The developer experience
Any external service is normally expected to provide a reasonable set of up-to-date documentation along with samples to get developers up and running. Dropping Swagger on top of a bunch of APIs is not really enough. Services may also be expected to provide sandbox environments to allow developers to build integrations. Facilities that help developers debug problems are also to be expected, along with meaningful error messages and maybe even access to project developers.
This all requires fairly mature, developer-orientated platforms and processes. The reality is usually a a lot more basic, even for public-facing APIs with external customers. It is less likely that an organisation will invest in this kind of infrastructure just to accommodate a small number of internal collaborators.
Adopting a shared service also means taking on somebody else’s vision for its long-term roadmap. Has this been clearly stated and does it fit in with what you want?

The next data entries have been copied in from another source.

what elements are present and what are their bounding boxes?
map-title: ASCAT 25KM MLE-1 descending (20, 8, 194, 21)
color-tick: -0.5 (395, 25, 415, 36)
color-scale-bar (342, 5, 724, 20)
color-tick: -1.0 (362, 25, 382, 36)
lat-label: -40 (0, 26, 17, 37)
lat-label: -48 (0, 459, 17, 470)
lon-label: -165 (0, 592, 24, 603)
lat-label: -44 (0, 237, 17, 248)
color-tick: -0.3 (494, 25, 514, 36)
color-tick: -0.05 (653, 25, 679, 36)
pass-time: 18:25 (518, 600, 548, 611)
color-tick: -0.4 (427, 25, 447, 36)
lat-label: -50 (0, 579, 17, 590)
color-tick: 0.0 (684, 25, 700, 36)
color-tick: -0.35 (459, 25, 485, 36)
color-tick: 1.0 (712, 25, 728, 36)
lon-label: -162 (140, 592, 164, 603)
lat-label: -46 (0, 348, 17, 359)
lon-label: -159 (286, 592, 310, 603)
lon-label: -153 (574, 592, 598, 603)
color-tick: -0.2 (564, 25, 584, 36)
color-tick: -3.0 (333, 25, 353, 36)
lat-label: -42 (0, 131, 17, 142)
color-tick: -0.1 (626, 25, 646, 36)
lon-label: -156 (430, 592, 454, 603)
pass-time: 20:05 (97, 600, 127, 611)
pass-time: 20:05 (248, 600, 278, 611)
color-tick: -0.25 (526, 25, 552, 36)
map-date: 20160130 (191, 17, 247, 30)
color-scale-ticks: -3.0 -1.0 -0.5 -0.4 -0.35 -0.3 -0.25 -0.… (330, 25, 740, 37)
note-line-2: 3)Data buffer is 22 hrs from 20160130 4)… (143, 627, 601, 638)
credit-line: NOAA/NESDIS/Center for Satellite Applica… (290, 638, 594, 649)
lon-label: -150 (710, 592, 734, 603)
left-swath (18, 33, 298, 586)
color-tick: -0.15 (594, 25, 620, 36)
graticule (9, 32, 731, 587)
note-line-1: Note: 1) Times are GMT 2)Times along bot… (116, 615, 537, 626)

Internally-shared services suggest more of a partnership than externally procured products. It is reasonable to expect some visibility over the development backlog. You could even expect a seat at the table when features are being prioritised and roadmaps are being drawn.
Care needs to be taken over API versioning, preferably to avoid breaking change and ensure some level of backwards compatibility. External-facing services will have a customer base that tends to prevents sudden change, though this discipline might not be in placer for internally provision.
Part of any contract between service and consumer should be a clear understanding of how to manage change. This should include a definition of what constitutes breaking change and how the service will implement it. A service can’t be expected to keep older versions online forever, but it should at least provide a lengthy deprecation period.
The more widely a service is shared, the more varied the consumer requirements become. In general, some level of extensibility is helpful as it can allow consumers to add in the missing pieces rather than having to get them added to another organisation’s roadmap.
If services are shared between countries the requirements for localisation are likely to be more onerous. This will include system messages and errors – generally the last piece that anybody ever considers localising. There may also be a demand for more flexbility over branding.
Finally, and probably most important of all, who pays for this? Assuming you can agree a financial model for compensating the organisation providing the service, should this be competitive with externally-available services? What happens when a consumer wants to stop using the service? Are they allowed to withdraw or is there a notice period?
This brings us back to considering the trading-off the benfits to the consumer. Any charge-back has to be very carefully calibrated alongside all the other aspects of service delivery. After all, it would be difficult to justify charging a significant fee for am external service with a limited SLA, oblique roadmap and patchy documentation.